I started graduate school at the University of Wisconsin in the fall of 1968, with a I-A classification hanging over my head.  I spent the year trying to obtain a teaching deferment for being a chemistry teaching assistant.  In February of 1969 I had my draft board hearing just as the National Guard was called up to suppress the riots then going on at Madison.  The chemistry building had armed uniformed National Guardsmen in the lobby and the smell of tear gas was everywhere.  My draft board was not sympathetic. and I again became I-A.  As did many, I waited my 30 days to appeal to the board, then to the state board, all without success.  One year after becoming I-A, I was still I-A.  I then faced the option of trying to be a conscientious objector or giving up.  Not feeling that I had the credentials to substantiate a CO and with the lottery only a rumor, I decided I still had some integrity and decided to go in. 

A month after my I-A notice, I received my "Greetings" letter.  It gave me one month.  I called the draft board and said that I was teaching summer school and they said I was out of luck.  Two days later I called and said I was enrolled as a student.  They said that was different and I could put off induction for another month.  Go figure!  The one down side was that September inductees had a 1 in 20 chance of becoming a Marine, whereas August call-ups would all be Army. 

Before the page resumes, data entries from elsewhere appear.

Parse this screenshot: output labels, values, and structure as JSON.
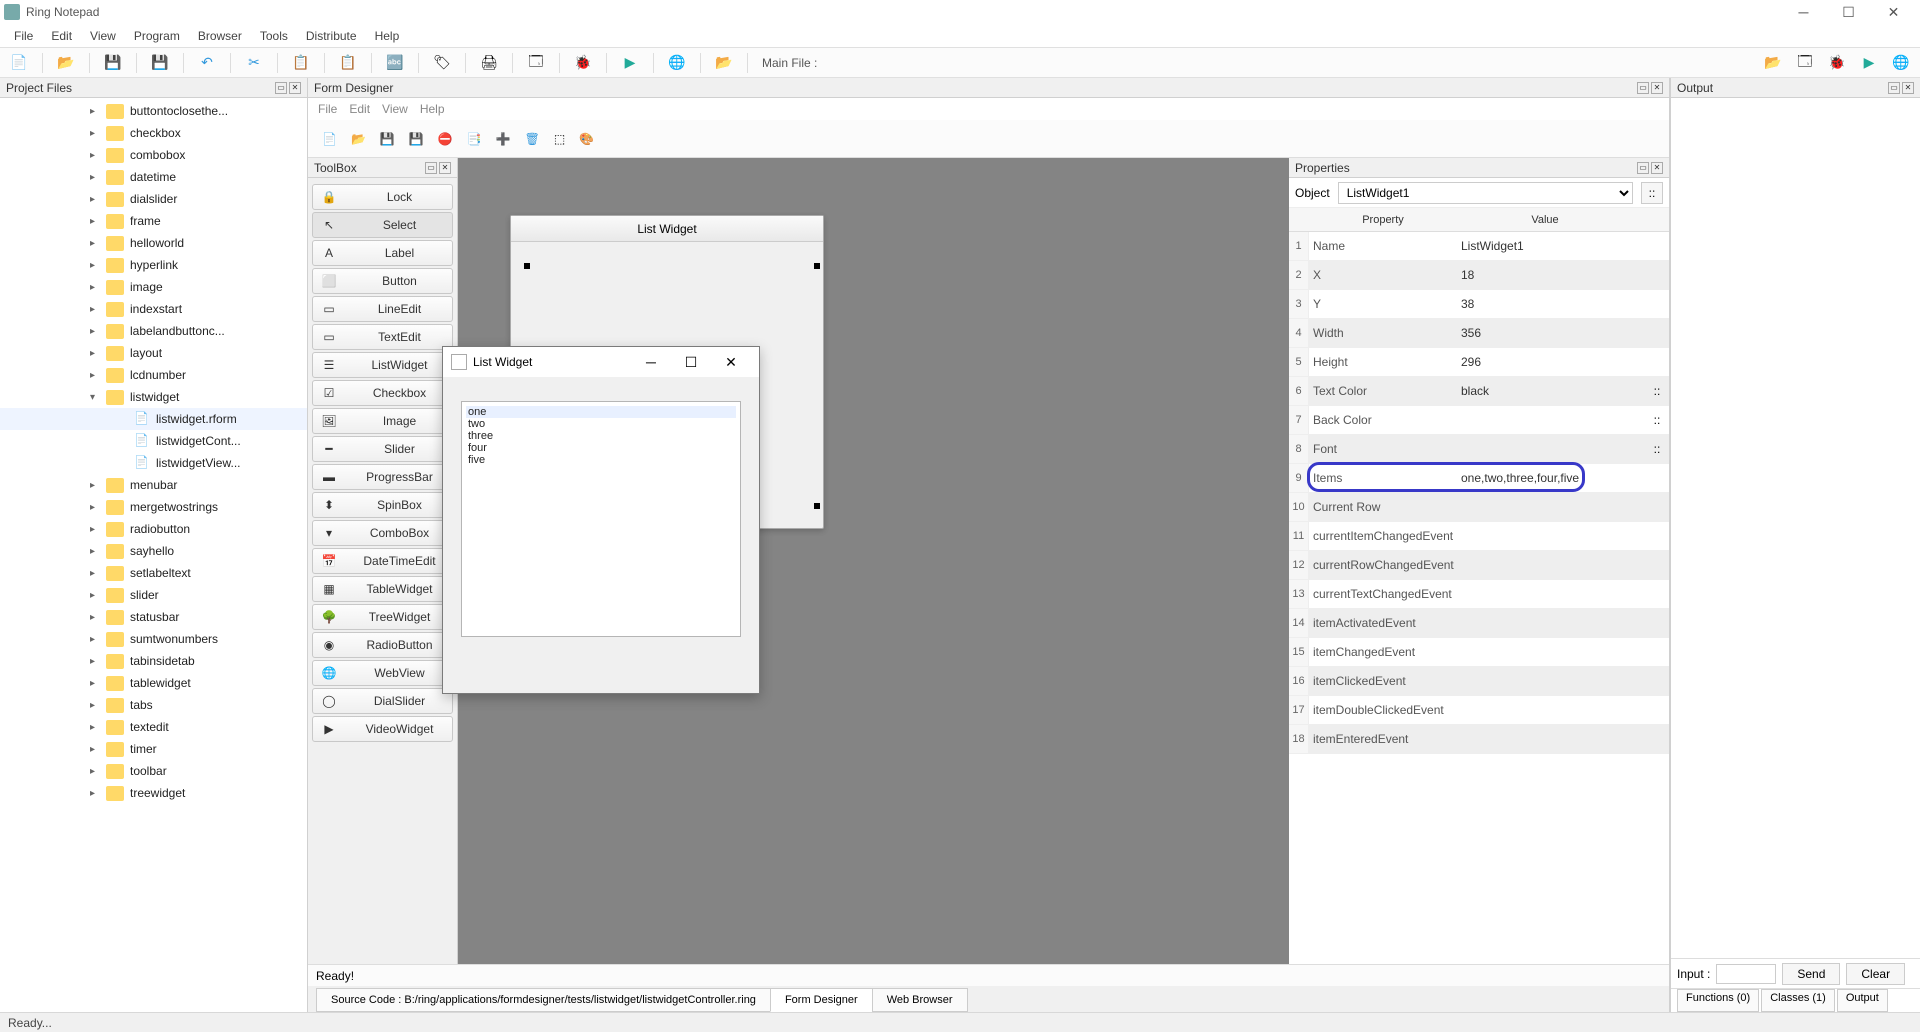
{
  "window": {
    "title": "Ring Notepad"
  },
  "menu": [
    "File",
    "Edit",
    "View",
    "Program",
    "Browser",
    "Tools",
    "Distribute",
    "Help"
  ],
  "main_file_label": "Main File :",
  "project_files_title": "Project Files",
  "form_designer_title": "Form Designer",
  "fd_menu": [
    "File",
    "Edit",
    "View",
    "Help"
  ],
  "toolbox_title": "ToolBox",
  "properties_title": "Properties",
  "output_title": "Output",
  "tree": [
    {
      "t": "buttontoclosethe...",
      "f": true
    },
    {
      "t": "checkbox",
      "f": true
    },
    {
      "t": "combobox",
      "f": true
    },
    {
      "t": "datetime",
      "f": true
    },
    {
      "t": "dialslider",
      "f": true
    },
    {
      "t": "frame",
      "f": true
    },
    {
      "t": "helloworld",
      "f": true
    },
    {
      "t": "hyperlink",
      "f": true
    },
    {
      "t": "image",
      "f": true
    },
    {
      "t": "indexstart",
      "f": true
    },
    {
      "t": "labelandbuttonc...",
      "f": true
    },
    {
      "t": "layout",
      "f": true
    },
    {
      "t": "lcdnumber",
      "f": true
    },
    {
      "t": "listwidget",
      "f": true,
      "open": true,
      "children": [
        {
          "t": "listwidget.rform",
          "sel": true
        },
        {
          "t": "listwidgetCont..."
        },
        {
          "t": "listwidgetView..."
        }
      ]
    },
    {
      "t": "menubar",
      "f": true
    },
    {
      "t": "mergetwostrings",
      "f": true
    },
    {
      "t": "radiobutton",
      "f": true
    },
    {
      "t": "sayhello",
      "f": true
    },
    {
      "t": "setlabeltext",
      "f": true
    },
    {
      "t": "slider",
      "f": true
    },
    {
      "t": "statusbar",
      "f": true
    },
    {
      "t": "sumtwonumbers",
      "f": true
    },
    {
      "t": "tabinsidetab",
      "f": true
    },
    {
      "t": "tablewidget",
      "f": true
    },
    {
      "t": "tabs",
      "f": true
    },
    {
      "t": "textedit",
      "f": true
    },
    {
      "t": "timer",
      "f": true
    },
    {
      "t": "toolbar",
      "f": true
    },
    {
      "t": "treewidget",
      "f": true
    }
  ],
  "tools": [
    "Lock",
    "Select",
    "Label",
    "Button",
    "LineEdit",
    "TextEdit",
    "ListWidget",
    "Checkbox",
    "Image",
    "Slider",
    "ProgressBar",
    "SpinBox",
    "ComboBox",
    "DateTimeEdit",
    "TableWidget",
    "TreeWidget",
    "RadioButton",
    "WebView",
    "DialSlider",
    "VideoWidget"
  ],
  "tool_selected": "Select",
  "form_window_title": "List Widget",
  "popup": {
    "title": "List Widget",
    "items": [
      "one",
      "two",
      "three",
      "four",
      "five"
    ],
    "selected": "one"
  },
  "object_label": "Object",
  "object_value": "ListWidget1",
  "prop_headers": {
    "p": "Property",
    "v": "Value"
  },
  "properties": [
    {
      "n": "Name",
      "v": "ListWidget1"
    },
    {
      "n": "X",
      "v": "18"
    },
    {
      "n": "Y",
      "v": "38"
    },
    {
      "n": "Width",
      "v": "356"
    },
    {
      "n": "Height",
      "v": "296"
    },
    {
      "n": "Text Color",
      "v": "black",
      "e": true
    },
    {
      "n": "Back Color",
      "v": "",
      "e": true
    },
    {
      "n": "Font",
      "v": "",
      "e": true
    },
    {
      "n": "Items",
      "v": "one,two,three,four,five",
      "hl": true
    },
    {
      "n": "Current Row",
      "v": ""
    },
    {
      "n": "currentItemChangedEvent",
      "v": ""
    },
    {
      "n": "currentRowChangedEvent",
      "v": ""
    },
    {
      "n": "currentTextChangedEvent",
      "v": ""
    },
    {
      "n": "itemActivatedEvent",
      "v": ""
    },
    {
      "n": "itemChangedEvent",
      "v": ""
    },
    {
      "n": "itemClickedEvent",
      "v": ""
    },
    {
      "n": "itemDoubleClickedEvent",
      "v": ""
    },
    {
      "n": "itemEnteredEvent",
      "v": ""
    }
  ],
  "fd_ready": "Ready!",
  "fd_status_tabs": [
    {
      "t": "Source Code : B:/ring/applications/formdesigner/tests/listwidget/listwidgetController.ring"
    },
    {
      "t": "Form Designer",
      "active": true
    },
    {
      "t": "Web Browser"
    }
  ],
  "input_label": "Input :",
  "send_label": "Send",
  "clear_label": "Clear",
  "output_tabs": [
    "Functions (0)",
    "Classes (1)",
    "Output"
  ],
  "status": "Ready..."
}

I was in the Army at Fort Monmouth, New Jersey when the first lottery was held.  A bunch of us draftees were sitting in the barracks reading the numbers in the Sunday paper.  I was the highest one of all of us at 357.  One more round of stalling might have kept me out.  Still, I cannot complain, I went in and ended up in Thailand, traveled to Malaysia, Hong Kong, and Singapore on leave and had some experiences I never would have had otherwise.  I returned to a much calmer Wisconsin and finished my degree.